I like how Jaguar keeps pushing the boundaries of what people expect from the brand. With the previous generation XJ and with the X-Type it had remained too long in its familiar and classic saloon design. It took a great step to show a Jaguar can be sexy when it designed the breathtaking XJ sedan, then it broke with the preconception that Jaguar shouldn’t build a crossover, and now it’s showing the world that the brand is well and truly looking ahead into the future of mobility. Its design is recognizable Jaguar in the shape of the lights, the grille and the shoulder line, but also completely different from everything the brand has produced until now.
Not strictly an LA debut, the Jeep Compass nonetheless continues to impress with its chunky appearance, giving it that “got-to-have-it” factor that few cars in this class capture.
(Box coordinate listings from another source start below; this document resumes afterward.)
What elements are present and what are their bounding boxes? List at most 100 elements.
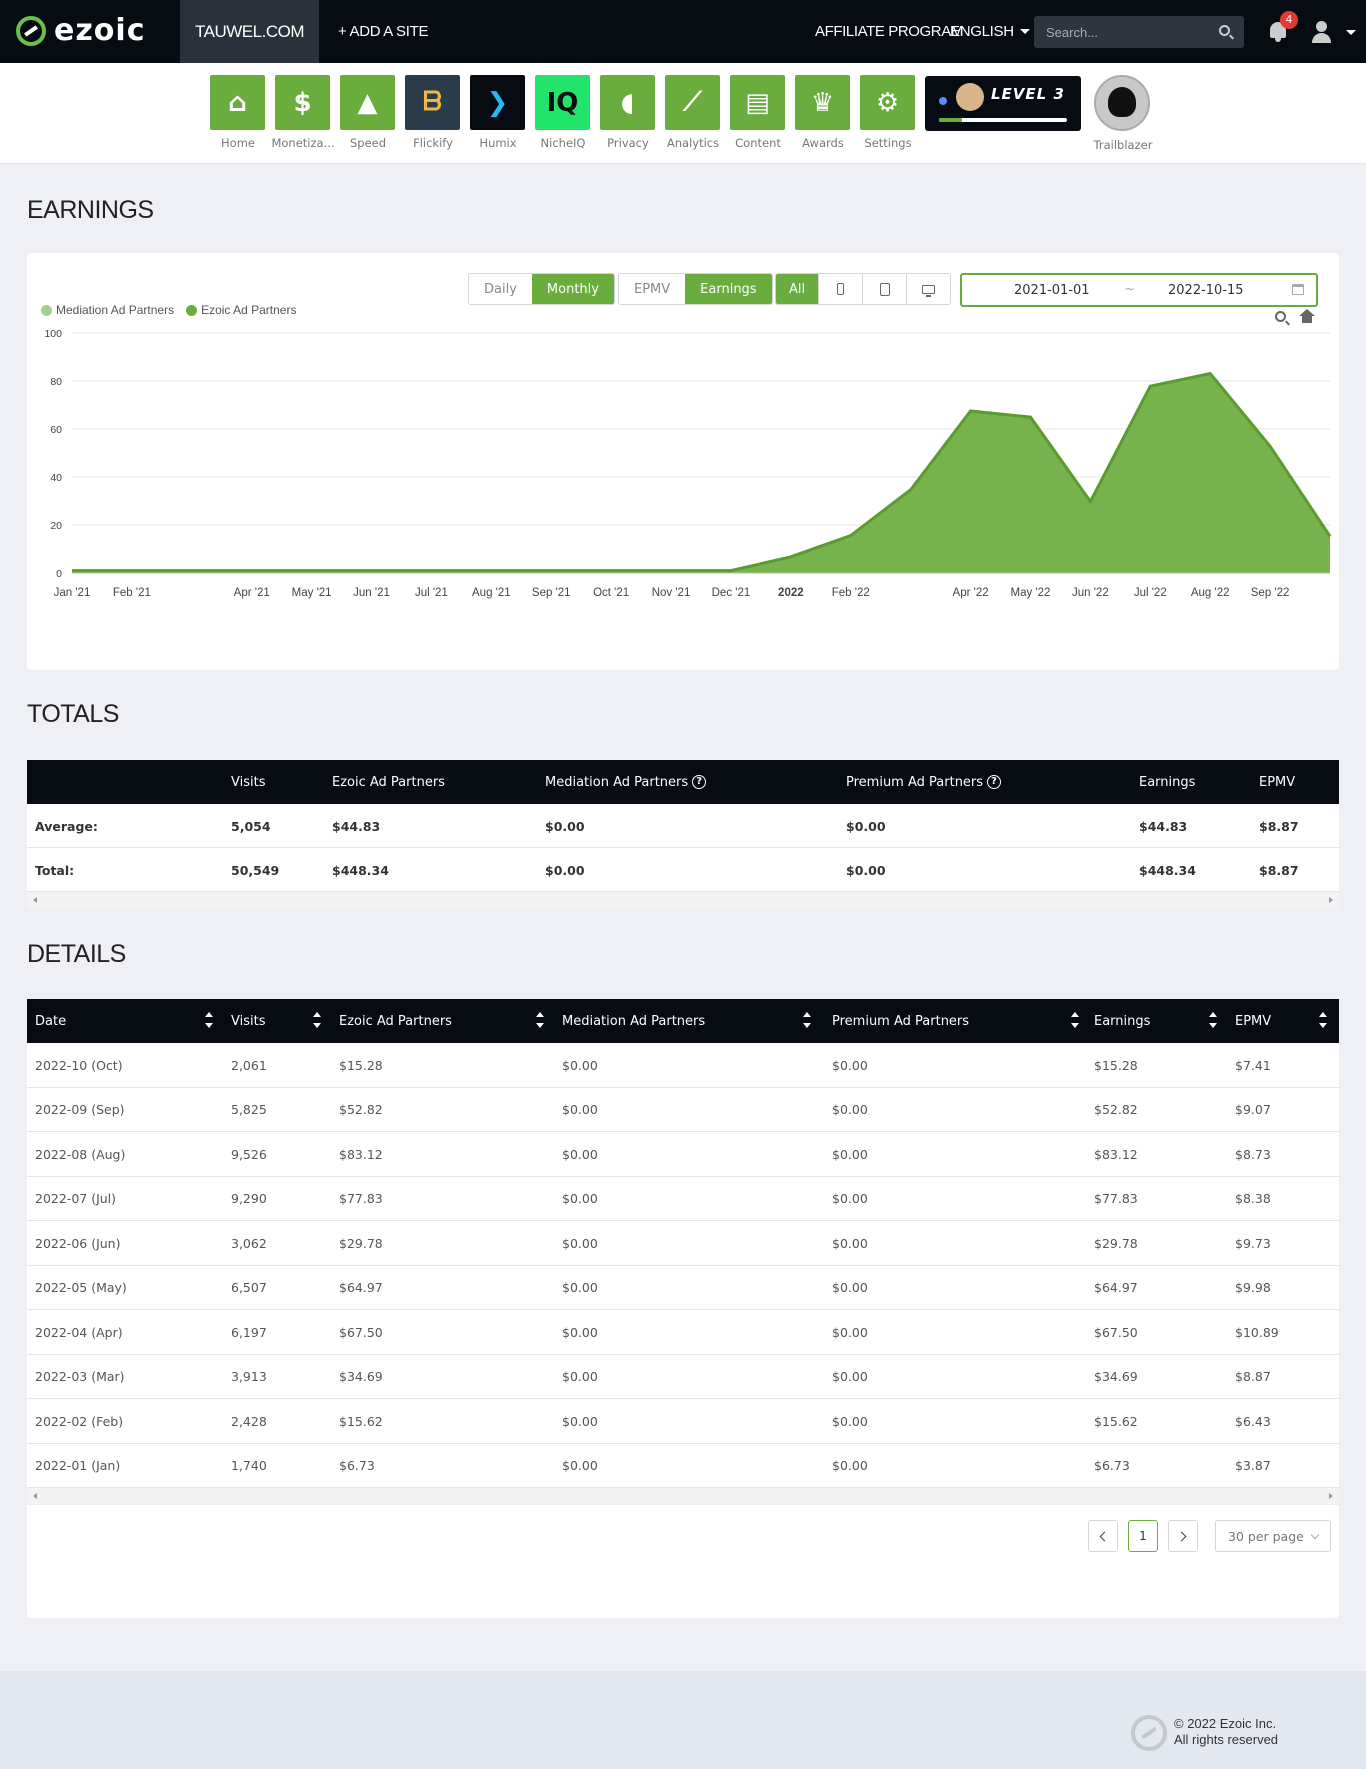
avatar <box>956 83 984 111</box>
column-header-label: Date <box>35 1013 67 1029</box>
table-cell: 2022-07 (Jul) <box>35 1191 117 1207</box>
x-tick-label: Apr '22 <box>953 587 989 599</box>
column-header-label: Premium Ad Partners <box>846 774 984 790</box>
per-page-select[interactable]: 30 per page <box>1215 1520 1331 1552</box>
level-dot-icon <box>939 97 947 105</box>
page-1-button[interactable]: 1 <box>1128 1520 1158 1552</box>
x-tick-label: Apr '21 <box>234 587 270 599</box>
search-icon[interactable] <box>1219 25 1230 36</box>
x-tick-label: Dec '21 <box>712 587 751 599</box>
column-header[interactable]: Earnings <box>1094 999 1150 1043</box>
table-row: 2022-08 (Aug) 9,526 $83.12 $0.00 $0.00 $83.12… <box>27 1132 1339 1177</box>
table-cell: $0.00 <box>545 818 585 834</box>
legend-item-ezoic[interactable]: Ezoic Ad Partners <box>186 303 296 317</box>
user-menu-caret-icon[interactable] <box>1346 30 1356 35</box>
language-selector[interactable]: ENGLISH <box>950 0 1030 63</box>
app-nicheiq[interactable]: IQ NicheIQ <box>535 75 591 150</box>
epmv-button[interactable]: EPMV <box>619 274 686 304</box>
column-header[interactable]: Premium Ad Partners <box>832 999 969 1043</box>
table-cell: $6.73 <box>1094 1458 1130 1474</box>
x-tick-label: Aug '21 <box>472 587 511 599</box>
trailblazer-label: Trailblazer <box>1093 138 1153 152</box>
date-range-picker[interactable]: 2021-01-01 ~ 2022-10-15 <box>960 273 1318 307</box>
sort-arrows-icon[interactable] <box>1209 1012 1217 1030</box>
legend-item-mediation[interactable]: Mediation Ad Partners <box>41 303 174 317</box>
x-tick-label: Sep '22 <box>1251 587 1290 599</box>
sort-arrows-icon[interactable] <box>1071 1012 1079 1030</box>
column-header[interactable]: Date <box>35 999 66 1043</box>
app-humix[interactable]: ❯ Humix <box>470 75 526 150</box>
search-input[interactable] <box>1034 16 1214 48</box>
zoom-icon[interactable] <box>1275 311 1286 322</box>
help-question-icon[interactable]: ? <box>692 775 707 789</box>
column-header[interactable]: Mediation Ad Partners <box>562 999 705 1043</box>
app-content[interactable]: ▤ Content <box>730 75 786 150</box>
column-header: Visits <box>231 760 265 804</box>
app-home[interactable]: ⌂ Home <box>210 75 266 150</box>
sort-arrows-icon[interactable] <box>205 1012 213 1030</box>
current-site-tab[interactable]: TAUWEL.COM <box>180 0 319 63</box>
earnings-button[interactable]: Earnings <box>685 274 772 304</box>
per-page-label: 30 per page <box>1228 1528 1304 1544</box>
table-cell: $0.00 <box>846 862 886 878</box>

And while it may be positioned too close for comfort to its larger brother, the Cherokee, the expectation is that the next generation Cherokee will grow to reopen a larger gap, possibly gaining an optional third row of seats.
I’ve seen it in real life in Brazil two weeks ago, where it’s already in showrooms. Depending on which version you take, it’s a great-looking car. I find the Trailhawk a bit weird with the off-road front bumper, but the other versions look awesome, especially with the chrome window strips and the black roof.
Is this a new car or a mere facelift? Has Mazda gone completely Volkswagen on us? It’s as if Mazda has taken the crisp lines of the first generation CX-5 and has rounded them off. Especially the rear 3/4 looks a bit too round for my taste. The competition has intensified in this segment and the CX-5 needed more to stay relevant. The interior looks nice, though. And the European version is mechanically up-to-date with its SkyActive engines, but the old 2,5-liter mill of the US version is becoming a dinosaur.
What you think of the new CX-5 will depend greatly of whether you like its bigger brother, the CX-9, since the smaller model is like a shrunken version of that car – in terms of styling, both inside and out, but also it terms of appealing to a portion of the market that values design and a perception of sportiness over ultimate utility. But while the CX-5 is likely to drive well, as many modern Mazdas do, its design is oddly proportioned, being neither as elegant as the larger CX-9 or as chunky as the smaller CX-3.
The Atlas is proof that VW has not learned from the failure of the Passat and Jetta in the US over the past half decade. The large SUV may have utility in spades, but it already looks dated even before it entered the market, and whatever appeal it has will wear quickly in an ultra-competitive market where even a Toyota (the Highlander) is a more exciting proposition.
Volkswagen has finally realized what the American consumer needs: a 7-seater crossover. The brand shows that it’s listening to input from dealers and buyers, by giving it an “American” name as well. Size-wise it’s within an inch of the Ford Explorer and though prices have not yet been revealed, I’m sure they’ll be in the same ballpark, because they really want (need) this car to succeed and they promise to have learned from their mistakes in the past, of trying to command premium pricing for a product that is no more than average. So why not a hit? Well, as Kriss also said, VW still can’t figure out how to make its design more exciting. But most of all: Subaru showed a concept model of its own upcoming 7-seat crossover. Ironically, Volkswagen outsold its Japanese rival as recently as 2012 and had great ambitions for the US market, but fast forward 4 years and Subaru is about to sell almost twice as many cars in the US than VW this year. And while Subaru’s first attempt at a large SUV failed miserably, the VIZIV-7 looks much more promising and could be the car that steals away most customers from the Atlas.